Thursday, February 4, 2016

Negotiation Across Nations

It’s no longer unusual to do business that transcends borders. What used to be an exception has become the norm in the world of global connectedness we live in. Negotiating business across different nations and cultures, however, can be quite challenging as many things that are acceptable or even expected in one culture are a no-go in another.

A diagram on The Harvard Business Review’s website visualizes different countries’ negotiation styles. It places countries on two axes depending on their acceptance of emotions and confrontation in business negotiations. “For cold-as-fish negotiations, go to northern Europe or eastern Asia. If you want hugs and small talk with your deal go to a Latin country,” as Frank Jacobs sums it up in an article on In some ways he’s right. I have travelled across the world and have done business in quite a few places – it still astounds and fascinates me how different we tend to approach business in different places.

It all sounds relatively easy. Do your research and be respectful. But when you’re sitting at the negotiation table and you’ve got a goal in mind, it suddenly is a lot more difficult. And the styles depicted by The Harvard Business Review’s diagram are not the only things to look out for. Cultural differences already begin with different ways of greeting each other, eye contact or the composition of your negotiation team.

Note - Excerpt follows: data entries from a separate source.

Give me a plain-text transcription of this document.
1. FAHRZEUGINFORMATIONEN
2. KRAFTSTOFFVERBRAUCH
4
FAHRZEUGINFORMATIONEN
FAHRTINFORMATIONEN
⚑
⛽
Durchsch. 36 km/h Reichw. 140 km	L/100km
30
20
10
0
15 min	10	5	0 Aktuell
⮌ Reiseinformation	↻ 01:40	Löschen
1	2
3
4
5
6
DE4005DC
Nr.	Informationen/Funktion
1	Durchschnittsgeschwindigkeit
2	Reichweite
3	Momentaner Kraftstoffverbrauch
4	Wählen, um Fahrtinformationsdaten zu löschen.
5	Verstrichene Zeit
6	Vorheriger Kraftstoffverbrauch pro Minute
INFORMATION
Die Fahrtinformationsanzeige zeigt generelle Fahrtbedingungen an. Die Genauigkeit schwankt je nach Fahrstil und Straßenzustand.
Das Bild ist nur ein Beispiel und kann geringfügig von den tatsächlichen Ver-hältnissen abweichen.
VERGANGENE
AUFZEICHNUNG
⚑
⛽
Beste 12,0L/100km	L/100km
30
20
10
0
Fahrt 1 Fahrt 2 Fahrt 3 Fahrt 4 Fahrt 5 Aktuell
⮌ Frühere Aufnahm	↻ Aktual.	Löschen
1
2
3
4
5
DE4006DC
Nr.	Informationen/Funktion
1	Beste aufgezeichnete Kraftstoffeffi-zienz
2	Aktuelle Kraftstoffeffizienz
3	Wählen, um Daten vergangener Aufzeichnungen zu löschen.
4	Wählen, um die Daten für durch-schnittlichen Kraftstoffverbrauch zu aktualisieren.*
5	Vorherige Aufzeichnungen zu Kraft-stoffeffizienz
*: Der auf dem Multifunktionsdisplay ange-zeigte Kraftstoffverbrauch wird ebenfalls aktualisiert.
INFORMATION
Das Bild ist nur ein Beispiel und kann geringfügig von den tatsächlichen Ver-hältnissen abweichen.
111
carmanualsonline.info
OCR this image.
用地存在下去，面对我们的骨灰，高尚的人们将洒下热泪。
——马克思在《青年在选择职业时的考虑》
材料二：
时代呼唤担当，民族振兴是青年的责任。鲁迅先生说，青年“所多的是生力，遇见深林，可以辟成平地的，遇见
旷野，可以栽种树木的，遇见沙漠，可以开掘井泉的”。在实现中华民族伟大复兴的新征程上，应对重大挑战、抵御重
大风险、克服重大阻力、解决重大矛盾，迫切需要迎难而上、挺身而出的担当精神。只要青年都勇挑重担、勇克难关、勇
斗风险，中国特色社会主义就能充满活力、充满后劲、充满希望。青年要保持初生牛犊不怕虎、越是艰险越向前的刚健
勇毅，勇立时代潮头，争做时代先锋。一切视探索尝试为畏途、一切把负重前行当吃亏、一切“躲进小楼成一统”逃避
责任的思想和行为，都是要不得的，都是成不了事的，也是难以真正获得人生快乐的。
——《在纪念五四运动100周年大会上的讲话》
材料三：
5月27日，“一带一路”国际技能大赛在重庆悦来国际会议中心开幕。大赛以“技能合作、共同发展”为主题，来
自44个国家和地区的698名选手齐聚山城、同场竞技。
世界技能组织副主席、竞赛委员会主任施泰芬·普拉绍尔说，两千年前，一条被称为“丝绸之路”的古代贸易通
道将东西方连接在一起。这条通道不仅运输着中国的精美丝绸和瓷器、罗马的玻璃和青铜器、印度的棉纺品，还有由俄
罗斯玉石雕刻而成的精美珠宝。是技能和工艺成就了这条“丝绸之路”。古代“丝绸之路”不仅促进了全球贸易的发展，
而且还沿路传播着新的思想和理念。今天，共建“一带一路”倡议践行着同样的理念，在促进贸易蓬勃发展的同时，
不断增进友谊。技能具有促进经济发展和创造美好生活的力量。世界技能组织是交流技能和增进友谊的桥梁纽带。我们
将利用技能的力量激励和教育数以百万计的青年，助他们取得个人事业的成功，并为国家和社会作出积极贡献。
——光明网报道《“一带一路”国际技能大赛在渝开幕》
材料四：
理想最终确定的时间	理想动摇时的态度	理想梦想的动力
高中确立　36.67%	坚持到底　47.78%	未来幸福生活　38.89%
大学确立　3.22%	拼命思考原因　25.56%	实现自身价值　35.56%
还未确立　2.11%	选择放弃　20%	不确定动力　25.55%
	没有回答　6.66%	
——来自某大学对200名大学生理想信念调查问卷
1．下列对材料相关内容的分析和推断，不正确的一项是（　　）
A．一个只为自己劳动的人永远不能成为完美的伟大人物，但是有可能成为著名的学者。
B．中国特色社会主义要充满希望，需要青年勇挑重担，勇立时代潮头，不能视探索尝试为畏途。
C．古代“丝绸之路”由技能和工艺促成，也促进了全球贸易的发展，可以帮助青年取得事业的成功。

An article in the International Journal of Economics and Finance points out some of these differences – Chinese for instance greet each other with personal questions and Japanese exchange gifts before starting a first business meeting, while in most Western countries negotiations tend to be strictly about business.

Considering there are so many different dos and don’ts when it comes to intercultural negotiations it can be easy to feel overwhelmed. Sometimes conventions even change within cultures. In China and India for instance, there can be up to 30 different regions, each with their own conventions, as noted in an article in the South China Morning Post.

Erin Meyer, professor and program director for Managing Global Virtual Teams at INSEAD, suggests finding a cultural bridge – someone who is from the other culture or knows the other culture intimately – to help you at the negotiation table.  Interestingly some anticipate these differences in styles to disappear in about 20 years as a result of generational change, globalisation and digital connectivity.